最后,还是一位曾在江南造船厂工作过的老匠人提议,试试船上堵漏用的、混合了桐油、麻絮和石灰的“艌料”。
这种材料有一定弹性,耐水耐压,但能否耐受蒸汽高温和往复摩擦?抱着试试看的心态,他们用艌料填充活塞上的凹槽,做成软质密封环。
虽然寿命不长,需要经常更换,但短期内密封效果竟出奇的好,大大减少了此处的泄漏。
第二个难题,是传动与结构强度。
“初号机”的连杆、曲轴、飞轮,都是木制或木铁混合,强度低,易变形,连接处旷量大,导致动力传递损失严重,运行起来摇晃晃晃,仿佛随时会散架。
欧冶胜认识到,要承受蒸汽的持续推力,特别是未来提高功率后更大的力量,必须使用全金属结构,并且提高加工精度。

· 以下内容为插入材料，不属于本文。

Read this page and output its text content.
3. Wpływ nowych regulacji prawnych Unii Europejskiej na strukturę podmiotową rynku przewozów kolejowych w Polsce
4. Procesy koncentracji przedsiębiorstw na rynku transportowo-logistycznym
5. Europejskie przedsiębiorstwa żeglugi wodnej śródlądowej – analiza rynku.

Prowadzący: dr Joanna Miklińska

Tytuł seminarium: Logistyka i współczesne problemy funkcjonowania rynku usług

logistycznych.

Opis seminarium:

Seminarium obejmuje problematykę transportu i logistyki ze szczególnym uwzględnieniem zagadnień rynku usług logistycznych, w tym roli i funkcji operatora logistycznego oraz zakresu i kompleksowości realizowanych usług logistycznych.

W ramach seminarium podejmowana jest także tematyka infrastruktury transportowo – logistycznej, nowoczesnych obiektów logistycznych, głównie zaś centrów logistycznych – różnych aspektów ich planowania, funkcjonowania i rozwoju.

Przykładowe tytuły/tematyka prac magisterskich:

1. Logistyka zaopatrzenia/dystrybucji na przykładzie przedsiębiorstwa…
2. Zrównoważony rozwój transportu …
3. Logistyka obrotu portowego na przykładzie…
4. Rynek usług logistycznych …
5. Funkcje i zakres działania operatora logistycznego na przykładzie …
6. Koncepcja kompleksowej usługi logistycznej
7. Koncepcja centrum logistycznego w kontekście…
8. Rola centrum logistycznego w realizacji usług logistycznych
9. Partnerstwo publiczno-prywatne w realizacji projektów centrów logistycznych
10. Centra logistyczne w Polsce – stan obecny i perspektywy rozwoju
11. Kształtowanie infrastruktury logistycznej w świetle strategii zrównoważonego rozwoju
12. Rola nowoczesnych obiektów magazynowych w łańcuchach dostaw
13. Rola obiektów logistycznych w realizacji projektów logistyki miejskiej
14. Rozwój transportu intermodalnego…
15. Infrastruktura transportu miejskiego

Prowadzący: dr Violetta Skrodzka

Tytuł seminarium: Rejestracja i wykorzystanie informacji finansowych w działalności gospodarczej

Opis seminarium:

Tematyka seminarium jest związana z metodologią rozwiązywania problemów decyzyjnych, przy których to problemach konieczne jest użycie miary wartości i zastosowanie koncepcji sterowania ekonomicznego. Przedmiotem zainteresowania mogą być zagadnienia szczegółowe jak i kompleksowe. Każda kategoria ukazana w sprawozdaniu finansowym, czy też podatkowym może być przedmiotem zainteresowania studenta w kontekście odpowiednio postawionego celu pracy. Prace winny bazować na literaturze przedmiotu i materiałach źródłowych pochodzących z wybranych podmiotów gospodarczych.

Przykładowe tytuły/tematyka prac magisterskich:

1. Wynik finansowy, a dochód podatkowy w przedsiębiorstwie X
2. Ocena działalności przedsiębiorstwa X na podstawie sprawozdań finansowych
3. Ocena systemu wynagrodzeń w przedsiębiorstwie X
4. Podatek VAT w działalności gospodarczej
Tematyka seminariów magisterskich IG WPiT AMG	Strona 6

他调集了格物院最好的铁匠,选用精炼的熟铁,甚至尝试用少量“灌钢法”得到的低碳钢,来锻造更粗壮、更均匀的连杆。
曲轴是关键,其拐臂的强度和同心度至关重要。
以往水车的木轴可以靠榫卯,但蒸汽机需要更精密的金属曲轴。
欧冶胜带着徒弟,先用铸铁铸出曲轴毛坯,然后用最笨的办法——固定在架子上,用人力摇动,配合不断打磨的锉刀和砂石,一点点地将拐臂磨圆,将轴颈磨光。
这是一个极其耗费时间和人力的过程,但别无他法。
为了减少摩擦,他们在轴颈处开槽,尝试嵌入硬木轴瓦,并不断用动物油脂混合石墨粉润滑。

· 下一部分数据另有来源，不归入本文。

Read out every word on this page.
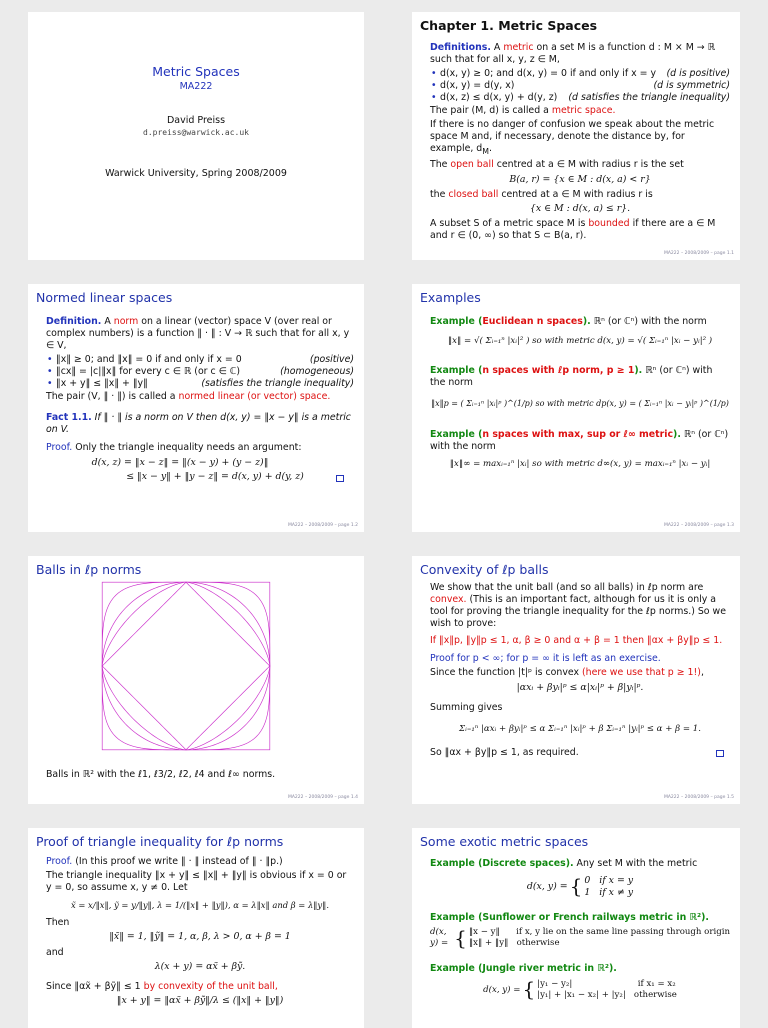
Metric Spaces
MA222
David Preiss
d.preiss@warwick.ac.uk
Warwick University, Spring 2008/2009
Chapter 1. Metric Spaces

Definitions. A metric on a set M is a function d : M × M → ℝ
such that for all x, y, z ∈ M,

• d(x, y) ≥ 0; and d(x, y) = 0 if and only if x = y (d is positive)
• d(x, y) = d(y, x)	(d is symmetric)
• d(x, z) ≤ d(x, y) + d(y, z) (d satisfies the triangle inequality)

The pair (M, d) is called a metric space.

If there is no danger of confusion we speak about the metric space M and, if necessary, denote the distance by, for example, $d_M$.

The open ball centred at a ∈ M with radius r is the set

B(a, r) = {x ∈ M : d(x, a) < r}

the closed ball centred at a ∈ M with radius r is

{x ∈ M : d(x, a) ≤ r}.

A subset S of a metric space M is bounded if there are a ∈ M and r ∈ (0, ∞) so that S ⊂ B(a, r).

MA222 – 2008/2009 – page 1.1
Normed linear spaces

Definition. A norm on a linear (vector) space V (over real or complex numbers) is a function ‖ · ‖ : V → ℝ such that for all x, y ∈ V,

• ‖x‖ ≥ 0; and ‖x‖ = 0 if and only if x = 0	(positive)
• ‖cx‖ = |c|‖x‖ for every c ∈ ℝ (or c ∈ ℂ)	(homogeneous)
• ‖x + y‖ ≤ ‖x‖ + ‖y‖	(satisfies the triangle inequality)

The pair (V, ‖ · ‖) is called a normed linear (or vector) space.

Fact 1.1. If ‖ · ‖ is a norm on V then d(x, y) = ‖x − y‖ is a metric on V.

Proof. Only the triangle inequality needs an argument:

d(x, z) = ‖x − z‖ = ‖(x − y) + (y − z)‖
≤ ‖x − y‖ + ‖y − z‖ = d(x, y) + d(y, z)
MA222 – 2008/2009 – page 1.2
Examples

Example (Euclidean n spaces). ℝⁿ (or ℂⁿ) with the norm

‖x‖ = √( Σᵢ₌₁ⁿ |xᵢ|² ) so with metric d(x, y) = √( Σᵢ₌₁ⁿ |xᵢ − yᵢ|² )

Example (n spaces with ℓp norm, p ≥ 1). ℝⁿ (or ℂⁿ) with the norm

‖x‖p = ( Σᵢ₌₁ⁿ |xᵢ|ᵖ )^(1/p) so with metric dp(x, y) = ( Σᵢ₌₁ⁿ |xᵢ − yᵢ|ᵖ )^(1/p)

Example (n spaces with max, sup or ℓ∞ metric). ℝⁿ (or ℂⁿ) with the norm

‖x‖∞ = maxᵢ₌₁ⁿ |xᵢ| so with metric d∞(x, y) = maxᵢ₌₁ⁿ |xᵢ − yᵢ|
MA222 – 2008/2009 – page 1.3
Balls in ℓp norms
Balls in ℝ² with the ℓ1, ℓ3/2, ℓ2, ℓ4 and ℓ∞ norms.
MA222 – 2008/2009 – page 1.4
Convexity of ℓp balls

We show that the unit ball (and so all balls) in ℓp norm are convex. (This is an important fact, although for us it is only a tool for proving the triangle inequality for the ℓp norms.) So we wish to prove:

If ‖x‖p, ‖y‖p ≤ 1, α, β ≥ 0 and α + β = 1 then ‖αx + βy‖p ≤ 1.

Proof for p < ∞; for p = ∞ it is left as an exercise.

Since the function |t|ᵖ is convex (here we use that p ≥ 1!),

|αxᵢ + βyᵢ|ᵖ ≤ α|xᵢ|ᵖ + β|yᵢ|ᵖ.

Summing gives

Σᵢ₌₁ⁿ |αxᵢ + βyᵢ|ᵖ ≤ α Σᵢ₌₁ⁿ |xᵢ|ᵖ + β Σᵢ₌₁ⁿ |yᵢ|ᵖ ≤ α + β = 1.

So ‖αx + βy‖p ≤ 1, as required.

MA222 – 2008/2009 – page 1.5
Proof of triangle inequality for ℓp norms

Proof. (In this proof we write ‖ · ‖ instead of ‖ · ‖p.)

The triangle inequality ‖x + y‖ ≤ ‖x‖ + ‖y‖ is obvious if x = 0 or y = 0, so assume x, y ≠ 0. Let

x̃ = x/‖x‖, ỹ = y/‖y‖, λ = 1/(‖x‖ + ‖y‖), α = λ‖x‖ and β = λ‖y‖.

Then

‖x̃‖ = 1, ‖ỹ‖ = 1, α, β, λ > 0, α + β = 1

and

λ(x + y) = αx̃ + βỹ.

Since ‖αx̃ + βỹ‖ ≤ 1 by convexity of the unit ball,

‖x + y‖ = ‖αx̃ + βỹ‖/λ ≤ (‖x‖ + ‖y‖)
Some exotic metric spaces

Example (Discrete spaces). Any set M with the metric

d(x, y) = { 0   if x = y
1   if x ≠ y

Example (Sunflower or French railways metric in ℝ²).

d(x, y) = { ‖x − y‖      if x, y lie on the same line passing through origin
‖x‖ + ‖y‖   otherwise

Example (Jungle river metric in ℝ²).

d(x, y) = { |y₁ − y₂|                        if x₁ = x₂
|y₁| + |x₁ − x₂| + |y₂|   otherwise
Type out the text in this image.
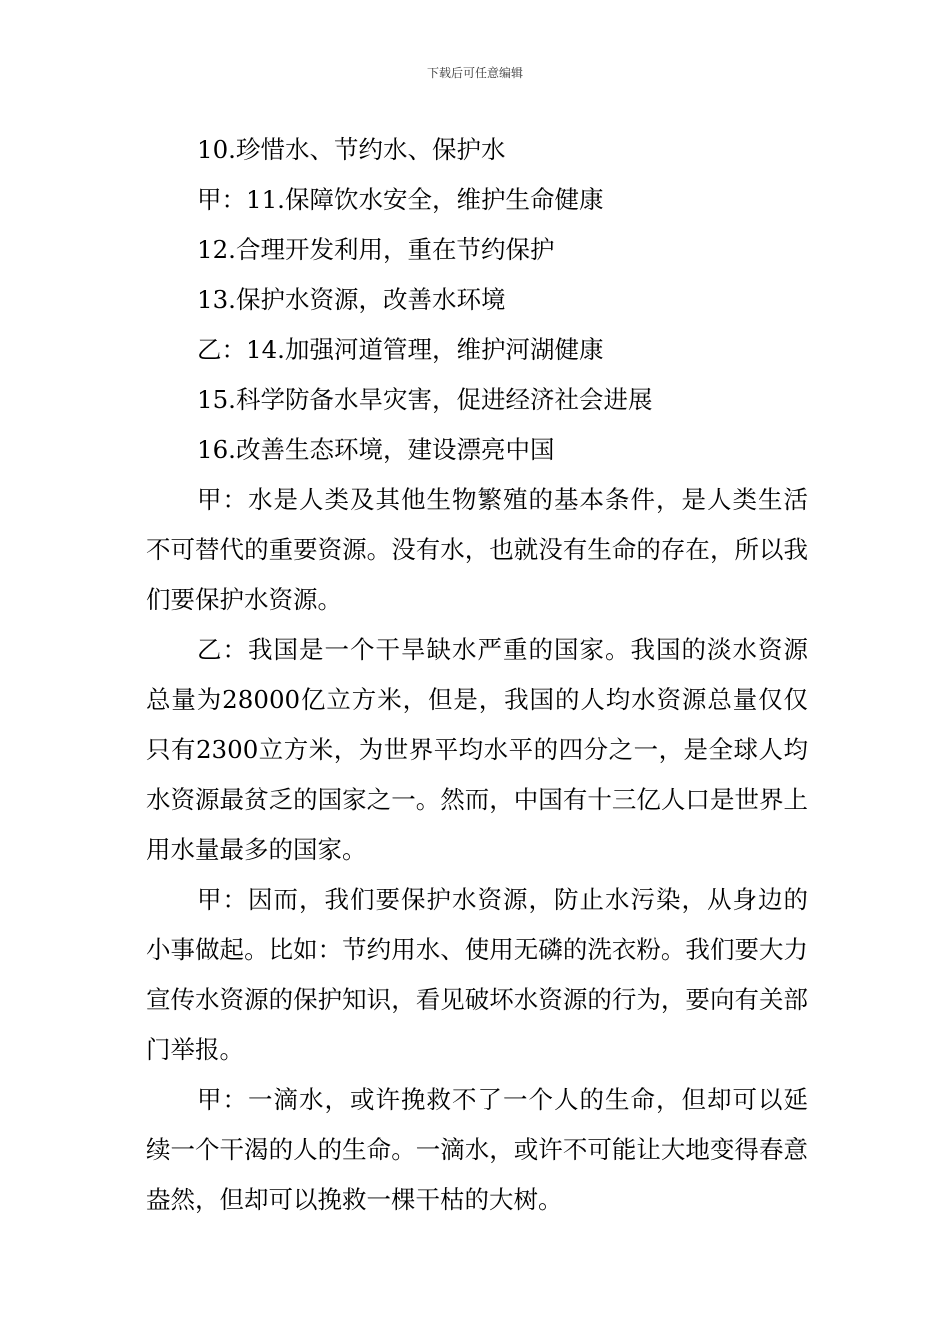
下载后可任意编辑
10.珍惜水、节约水、保护水
甲：11.保障饮水安全，维护生命健康
12.合理开发利用，重在节约保护
13.保护水资源，改善水环境
乙：14.加强河道管理，维护河湖健康
15.科学防备水旱灾害，促进经济社会进展
16.改善生态环境，建设漂亮中国

甲：水是人类及其他生物繁殖的基本条件，是人类生活不可替代的重要资源。没有水，也就没有生命的存在，所以我们要保护水资源。

乙：我国是一个干旱缺水严重的国家。我国的淡水资源总量为28000亿立方米，但是，我国的人均水资源总量仅仅只有2300立方米，为世界平均水平的四分之一，是全球人均水资源最贫乏的国家之一。然而，中国有十三亿人口是世界上用水量最多的国家。

甲：因而，我们要保护水资源，防止水污染，从身边的小事做起。比如：节约用水、使用无磷的洗衣粉。我们要大力宣传水资源的保护知识，看见破坏水资源的行为，要向有关部门举报。

甲：一滴水，或许挽救不了一个人的生命，但却可以延续一个干渴的人的生命。一滴水，或许不可能让大地变得春意盎然，但却可以挽救一棵干枯的大树。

飞轮也改用沉重的铸铁轮,以增加转动惯量,使运行更平稳。
第三个难题,是冷凝与效率。
“初号机”只是简单地将废气排入空气,这不仅浪费燃料,也损失了潜在的真空吸力。
赵构曾提过“冷凝”的概念,但如何实现?
墨衡和沈知章反复讨论、试验。他们在汽缸旁边单独加设了一个铜制的“冷凝器”,用冷水浸泡。
做完功的蒸汽通过管道被引入这个冷凝器,遇冷凝结成水,从而在汽缸内形成真空。
但问题随之而来:如何将冷凝后的水排走?如何防止冷凝器中的水倒灌入汽缸?
如何确保蒸汽能顺利进入冷凝器而不是从其他地方泄漏?
他们设计了简单的阀门和排水口,但系统变得复杂,泄漏点更多,且冷凝效果不稳定,经常是真空没形成多少,泄漏的蒸汽和倒灌的冷水却把机器搞得一团糟。
最终,在“初号机”改进的初期,他们不得不暂时搁置了独立的冷凝器设计,采用了一种折中方案:在汽缸外部加装水冷夹套,让冷水循环流过汽缸壁,间接冷却废气。
这比直接排入空气效率稍高,但远不如独立冷凝器。
他们知道这是权宜之计,效率的飞跃,必须等待更好的冷凝方案和更精密的阀门控制。
材料、工艺、设计、理论……无数难题环环相扣。
每一次改进,都可能引发新的问题。
锅炉压力提高了,阀门可能承受不住;活塞密封好了,传动机构又可能断裂;机器运行稍稳了些,但效率和输出功率依然低得可怜。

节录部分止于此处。